BY: (laughs) I know! Smoke half an ounce a week and drink 10 litres of tea a week.
GM: As long as you balance it out - what's the cake? Yeah I'll have some cake.
Kristan: What are you having?
BY: It's this kinda Turkish pastry with loads of syrup and nuts.
BY: I was thinking of Glasgow as a Filthy city - I mean I love Glasgow, I'm from Helensburgh but Glasgow to me has always been-
GM: that's like Billy Connolly, 'I love Glasgow!..it's like a wee jobbie! -(laughs)
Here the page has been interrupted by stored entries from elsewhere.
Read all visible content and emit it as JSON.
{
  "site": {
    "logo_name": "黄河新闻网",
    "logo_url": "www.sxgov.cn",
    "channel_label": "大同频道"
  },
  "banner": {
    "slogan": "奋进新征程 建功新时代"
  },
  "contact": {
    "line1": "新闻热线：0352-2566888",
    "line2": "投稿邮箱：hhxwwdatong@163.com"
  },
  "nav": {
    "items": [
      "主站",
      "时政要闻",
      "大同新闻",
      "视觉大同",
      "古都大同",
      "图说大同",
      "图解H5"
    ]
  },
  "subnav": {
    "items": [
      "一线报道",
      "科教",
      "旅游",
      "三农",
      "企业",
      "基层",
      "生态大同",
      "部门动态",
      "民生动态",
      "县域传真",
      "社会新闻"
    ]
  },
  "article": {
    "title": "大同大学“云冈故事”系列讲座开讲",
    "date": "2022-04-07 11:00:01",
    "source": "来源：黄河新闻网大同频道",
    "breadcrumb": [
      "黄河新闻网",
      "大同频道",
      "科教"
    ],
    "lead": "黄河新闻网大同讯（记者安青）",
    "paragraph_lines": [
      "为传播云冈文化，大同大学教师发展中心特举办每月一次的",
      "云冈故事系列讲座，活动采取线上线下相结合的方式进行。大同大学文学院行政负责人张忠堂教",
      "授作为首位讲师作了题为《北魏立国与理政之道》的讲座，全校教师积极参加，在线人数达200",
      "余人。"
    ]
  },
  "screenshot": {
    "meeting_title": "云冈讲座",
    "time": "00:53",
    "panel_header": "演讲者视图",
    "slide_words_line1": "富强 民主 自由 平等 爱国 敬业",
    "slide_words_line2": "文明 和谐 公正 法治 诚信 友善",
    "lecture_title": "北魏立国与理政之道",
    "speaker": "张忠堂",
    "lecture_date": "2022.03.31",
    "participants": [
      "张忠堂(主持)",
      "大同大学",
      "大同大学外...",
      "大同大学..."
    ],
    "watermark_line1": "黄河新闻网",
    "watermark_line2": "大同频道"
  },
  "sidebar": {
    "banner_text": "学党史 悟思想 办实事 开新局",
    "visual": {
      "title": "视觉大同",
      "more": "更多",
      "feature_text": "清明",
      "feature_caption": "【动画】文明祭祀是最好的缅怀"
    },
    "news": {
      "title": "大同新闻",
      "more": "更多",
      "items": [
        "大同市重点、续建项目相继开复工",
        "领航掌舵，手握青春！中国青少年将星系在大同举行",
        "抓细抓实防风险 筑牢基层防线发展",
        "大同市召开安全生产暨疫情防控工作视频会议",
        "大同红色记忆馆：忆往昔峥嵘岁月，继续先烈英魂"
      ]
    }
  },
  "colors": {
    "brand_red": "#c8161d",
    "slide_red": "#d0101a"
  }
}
BY: I always thought of Glasgow as a very fictional city, it kind of mythologizes its events very, very quickly, its buildings become icons very quickly and are given nicknames. There seems to be a fictional aura about the city - a lot has been written about it - I just wondered - the track I was thinking along - y'know, Glasgow's got a history of dirt basically, it was a very high density city up until 1900 or so, people were living on top of each other, shitting on top of each other-
GM: You're painting a pretty picture! (laughs)
BY: Yeah (laughs) and it's reflected in the humour. We've had E-Coli, crypto-speridium-
GM: (laughs)
BY: Y'know, superbugs are born in the Royal Infirmary - this is the dirty city of Europe - I just wondered if any of this grime culture was an influence that fed into The Filth?
GM: Well of course. The Filth is just the final crushing acceptance of living here, in the dirt. (laughs)
BY: What? On Earth? Or-
GM: (laughs) - particularly in Glasgow, that part of the material world called Glasgow. And then we realised it is not quite as dirty as we thought cos we came back from being in Tokyo and Glasgow's really nice because there's so many trees here. When we came off the plane there was this surging oceanic breeze coming in from the west and suddenly Glasgow didn't seem so bad so I think its been overrated as a dirty city. It wants to be seen as dirty when in actual fact it's quite virginal, quite tremulous. Glasgow's very idealistic - See, we were talking about this, the sense of identity is immensely strong, no matter what happens to people, it's weird, there's no more industry.
BY: An identity, which is stronger than what there actually is!
GM: (laughs) Of course, it's way out of proportion to the number of people there are, or the actual appalling conditions of the place.
BY: Glasgow, is like, well, if we do a little diagram (a pie-chart), that's reality and it's surrounded by fiction - it's just a tiny slice embedded within all the fiction!
GM: That's why we can survive here. All the bands think they're living in New York and they know Andy Warhol.
BY: Aye! (laughs)
GM: And all the artists think they're from somewhere else. Everyone imagines they live in America. There was a big base up the road outside which my dad was always campaigning.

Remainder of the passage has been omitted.